Ataelus pulled a strung bow from his gorytos, set an arrow to the string, and shot it in one fluid motion, the arrowhead pointed almost to the sky before he loosed, arcing away into the grey and dropping.

A horse screamed.

‘Just there,’ Ataelus said.

‘Zeus, father of all. Poseidon, lord of horses.’ Kineas swore, and then turned to Niceas. ‘Sound: Advance!’

Niceas blew the signal as they walked forward. ‘I thought we were avoiding a general engagement?’

‘Sound: Trot!’ Kineas called. He could feel his three blocks keeping their line, feel it in the sound of their hooves and the vibration of the ground. It could all be a vast trap.

He was half turned to order the charge, his throwing javelin just transferred to his right fist, when he saw the plumes, and then the whole man, emerge from the rain — two horse lengths away.

‘Charge!’ he bellowed. They were Thessalians — yellow and purple cloaks, good armour, big horses — and they were at a stand. Kineas’s charger leaped from the trot to the gallop in two strides, and Kineas’s javelin hit the Thessalian’s horse.

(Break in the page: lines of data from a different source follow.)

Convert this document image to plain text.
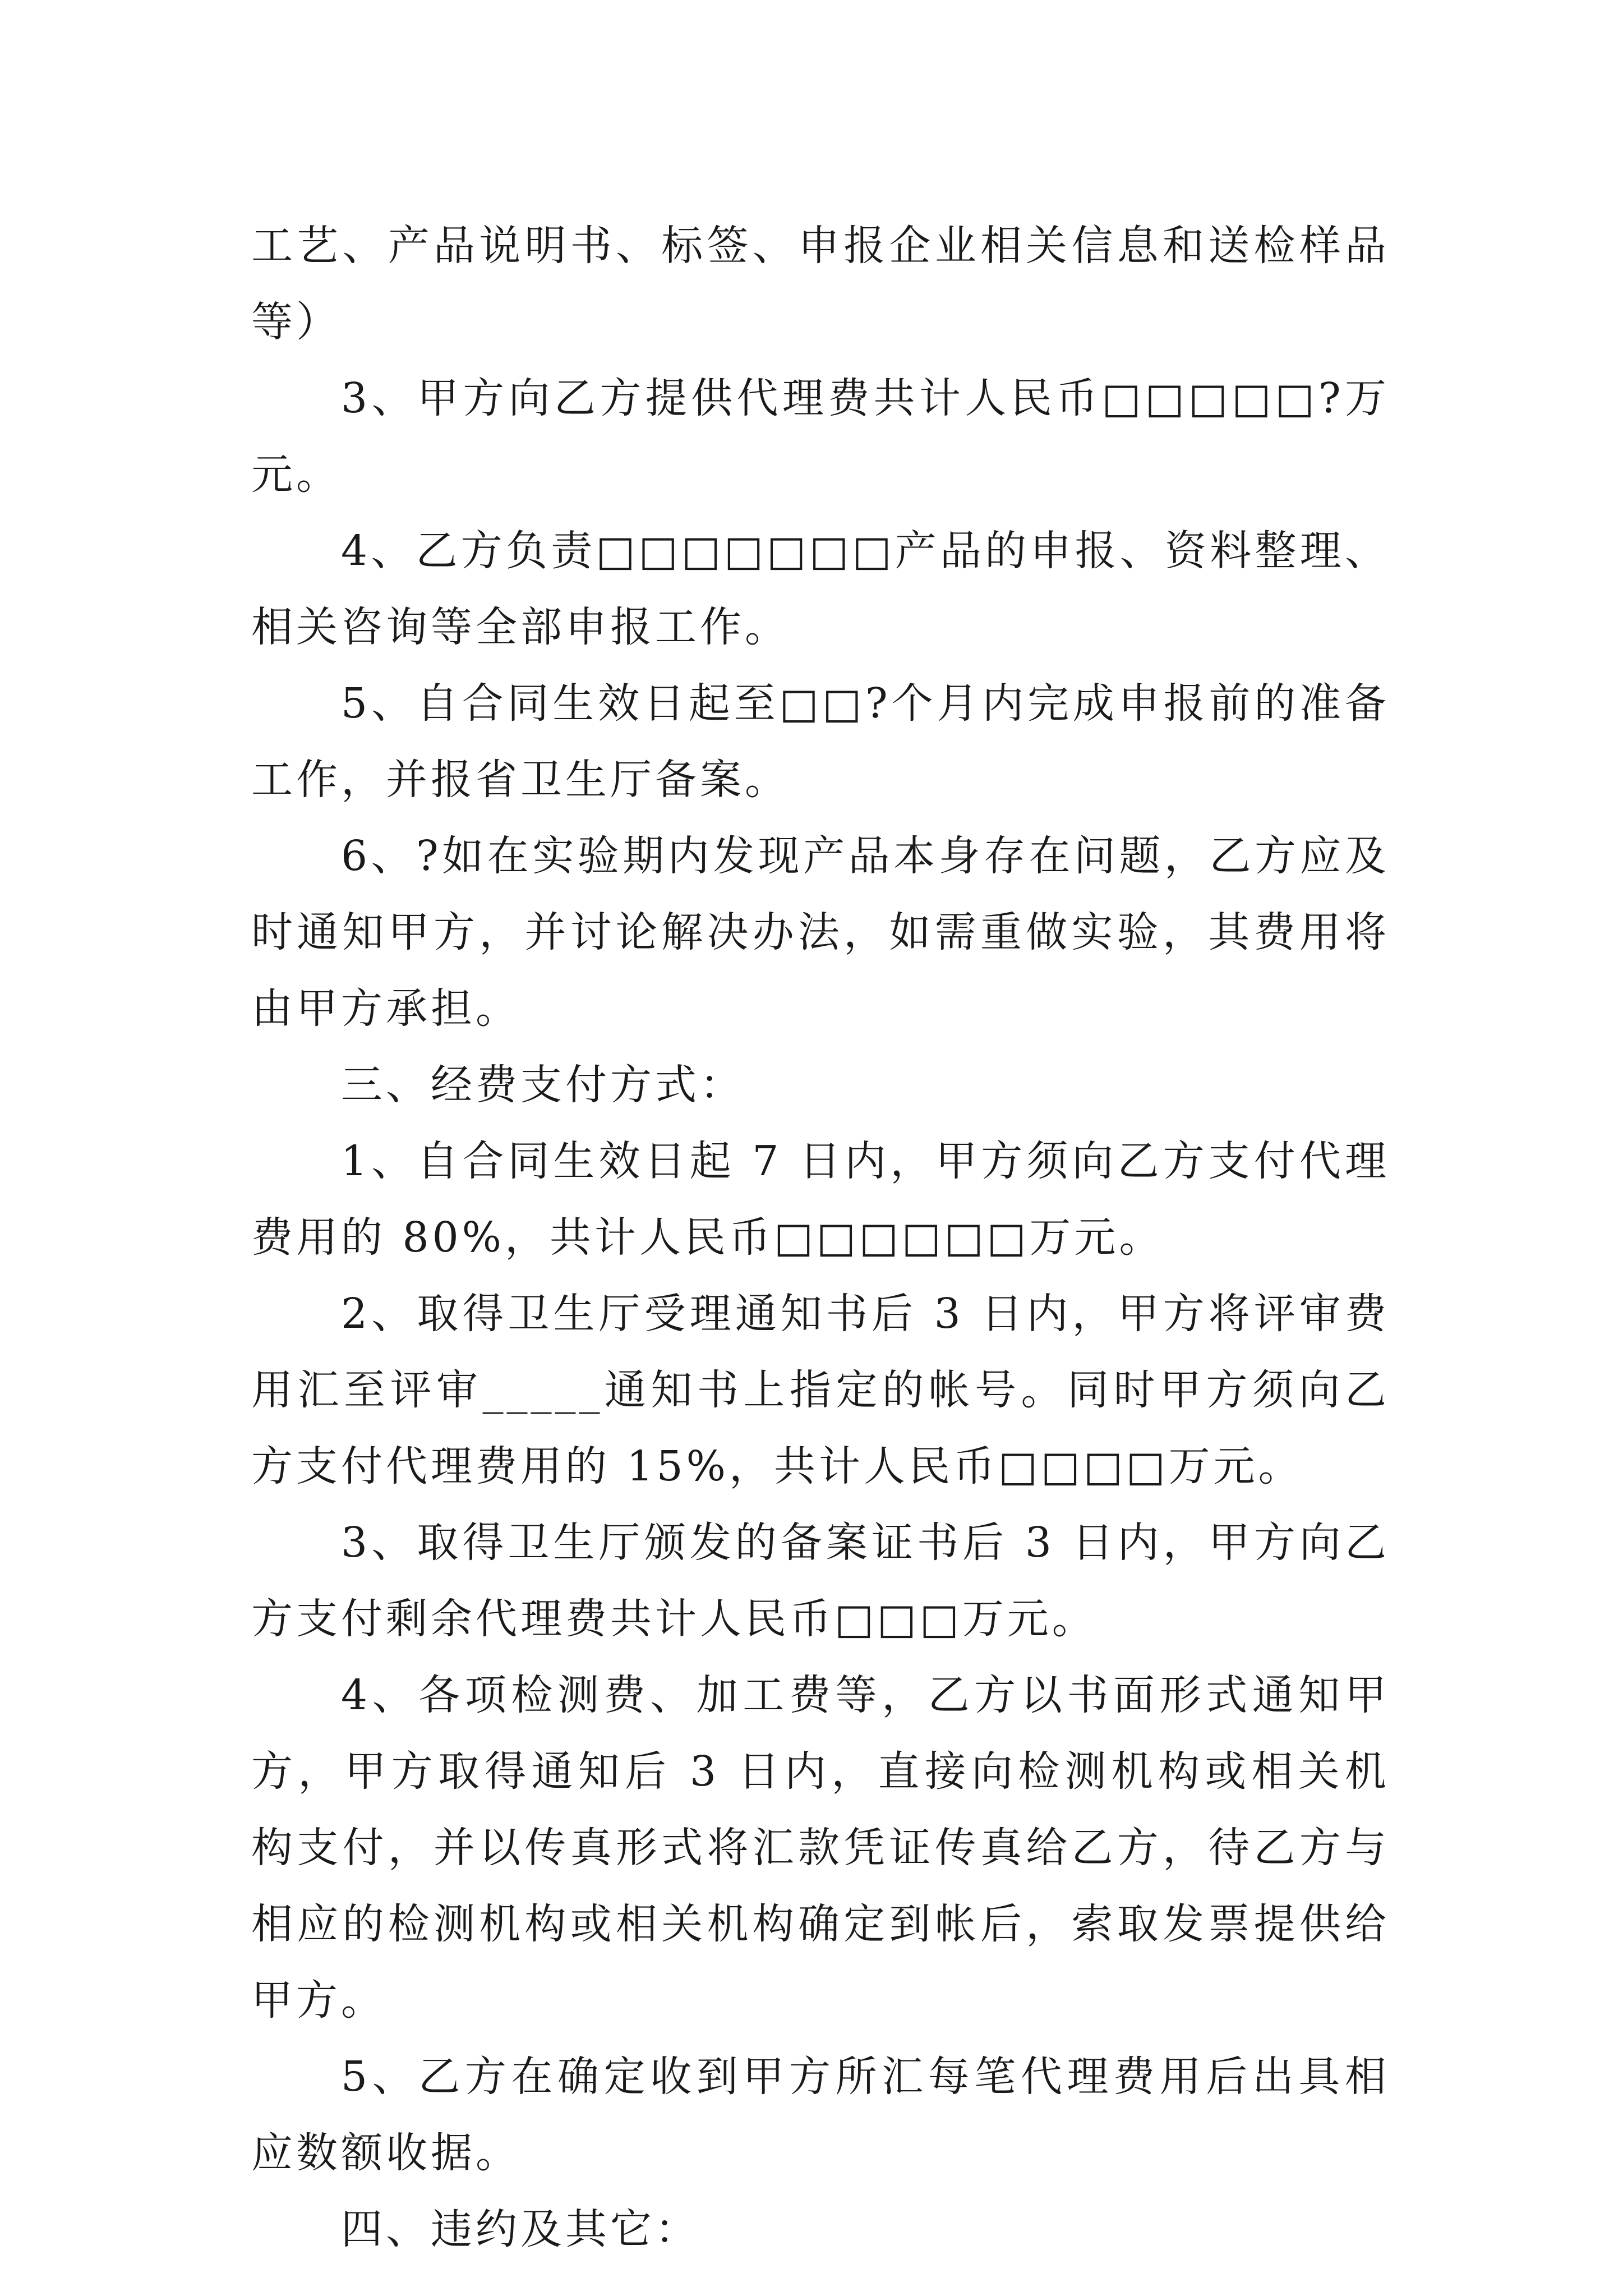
工艺、产品说明书、标签、申报企业相关信息和送检样品等）

3、甲方向乙方提供代理费共计人民币□□□□□?万元。

4、乙方负责□□□□□□□产品的申报、资料整理、相关咨询等全部申报工作。

5、自合同生效日起至□□?个月内完成申报前的准备工作，并报省卫生厅备案。

6、?如在实验期内发现产品本身存在问题，乙方应及时通知甲方，并讨论解决办法，如需重做实验，其费用将由甲方承担。

三、经费支付方式：

1、自合同生效日起 7 日内，甲方须向乙方支付代理费用的 80%，共计人民币□□□□□□万元。

2、取得卫生厅受理通知书后 3 日内，甲方将评审费用汇至评审_____通知书上指定的帐号。同时甲方须向乙方支付代理费用的 15%，共计人民币□□□□万元。

3、取得卫生厅颁发的备案证书后 3 日内，甲方向乙方支付剩余代理费共计人民币□□□万元。

4、各项检测费、加工费等，乙方以书面形式通知甲方，甲方取得通知后 3 日内，直接向检测机构或相关机构支付，并以传真形式将汇款凭证传真给乙方，待乙方与相应的检测机构或相关机构确定到帐后，索取发票提供给甲方。

5、乙方在确定收到甲方所汇每笔代理费用后出具相应数额收据。

四、违约及其它：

Their ranks were well formed, firm and tight, but he took in their fatigue in his first glance. Kineas’s horse shouldered past the wounded beast and pushed between the next two, lashing out with teeth and hooves to clear a way, and the whole troop flinched at his assault. Kineas used his second javelin like a sailor with a boarding pike, sweeping it to the right and left, tangling the troopers and knocking them off their mounts, and then the whole weight of his Olbians arrived, and the enemy formation shattered. Whatever their cautious officer had expected, a charge out of the rain by formed cavalry wasn’t it.

They were gone in an instant — they ran like professionals, leaving only a handful of bodies on the ground. The rain swallowed them up.

Kineas rose on his horse’s back and bellowed, ‘Niceas!’ in a voice that threatened to burst his lungs.

‘Here!’ replied his hyperetes. ‘Here I am!’

‘Sound: Recall!’ Kineas pushed his horse out of the mob of his own troopers — too many of them were gone into the rain, showing their inexperience by pursuing the Thessalians. He rode back along the line of their advance, until he saw the damply gleaming shapes of the Sauromatae.

‘Eumenes! We’re retiring. We had a fight — no idea what we hit. We’ll rally at the ford. Cover us.’ He turned and rode back to his own men, who were falling in on the trumpets and turning about — a dangerous manoeuvre with the possibility of an unbeaten enemy somewhere in the rain. Kineas watched them — it seemed to take an eon, and then another. He could see movement in the rain — bright colour to his right. Red cloaks. New enemy cavalry.

Nicomedes’ troop was half a stade to the rear and well formed, Ajax’s voice ordered men into the line, to close tight, close tight. Diodorus was well clear — gone into the rain. Leucon was having more trouble with the mix of men he had. Kineas rode over. ‘Now, Leucon!’ he called.

Leucon shook his head. The men of Pantecapaeum were having trouble finding their places in the rain and excitement. There were shouts to their front.

Niceas pointed. ‘Too many unrallied men — and now they’re getting snapped up. We need to get out of here.’

Kineas could feel the enemy cavalry gathering to his front. He heard a trumpet.

‘Leucon!’ he shouted. ‘Away! Run for the ford!’

Leucon pushed his helmet back, swatted a man with the flat of his sword, and opened his mouth to shout an order. A javelin punched through his neck and he seemed to vomit blood, and then he was down, and a line of Thessalians came out of the rain and smashed into Leucon’s troop.